Breastfeeding is supposed to come naturally after childbirth, but you have to be prepared for possible difficulties somewhere along the line. The baby will bite your nipples. The milk will stain your blouse. Family and friends will discourage you. If you’re a working mother, you may have to express milk, buy some gadgets and deal with your babysitter/nanny… You need to make up your mind and stick to your plan; long before the baby arrives.

*Keep your eyes on the prize.

Islaam enjoins parents to encourage breast their babies for two years (Qur’an chapter 2 verse 233). Whenever you feel tired or frustrated, just remember that you’re observing an act of worship, and you will get the rewards in manifold; both here and hereafter.

*Take care of yourself.

A burnt-out mother cannot breastfeed successfully. Take it easy on yourself. Eat well. Take lots of fluids. Take as many naps as you can. The dishes and laundry can wait. Stop acting like “superwoman” when people offer to help, let them help so that you can rest. Don’t be afraid to leave the baby with dad or grandma and go take some fresh air (alone) at the park or beach.

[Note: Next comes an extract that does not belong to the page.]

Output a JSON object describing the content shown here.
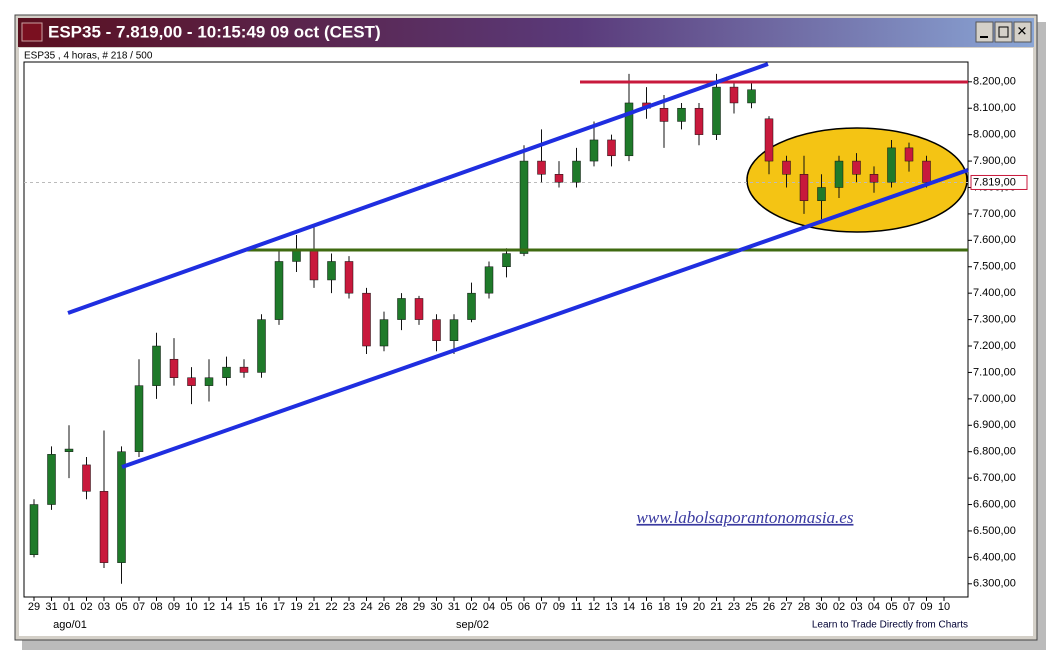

*Let the baby latch-on properly.

Whether you’re sitting or lying down, pay attention to your posture. Make yourself comfortable. Keep your back upright. Hold the baby close to your trunk with your hand under his buttocks and his head resting on your elbow. Let the entire nipple and areola (the brown area surrounding the nipple) be inside the baby’s mouth. This will enhance milk letdown and let the baby suck rather than bite.

*Alternate between the breasts.

That’s one of the reasons why the breasts were created in twos! If you concentrate on one breast alone, the other one will assume that you don’t need it and it will stop producing milk. After suckling from one side, put your baby on your shoulders, let him burp then put him on the other breast. If he’s satisfied with one breast (babies tend to prefer one breast to the other), let him feed on the other at the next feeding.

*Engorged breast? Keep feeding!

You’re not supposed to stop feeding your baby from an engorged breast, otherwise, it will get worse. It will hurt, yes, but you have to continue unless it becomes infected. Take analgesics, massage with any natural oil, have a warm bath and then, continue breastfeeding. If you think the engorged breast might be infected, see a doctor as soon as possible.

*Away for three days? The milk won’t go stale!

If you have to go without your baby for a few days, it’s OK to express/pump the breast milk and keep in the refrigerator (for 24 hours) or freezer (for 3-6 months). When you come back, all you need to do is put the baby to the breast and the feeding can continue. Milk doesn’t go sour in the breasts!

*Wean slowly.

Weaning can be physically and emotionally traumatic for the baby and you. It’s better to do it gradually rather than abruptly. This will reduce the pain you’d feel after stopping, and give your baby enough time to adjust to adult foods. The absolute exception to this rule is when the mother has HIV or Hepatitis, in which she’s advised to stop abruptly.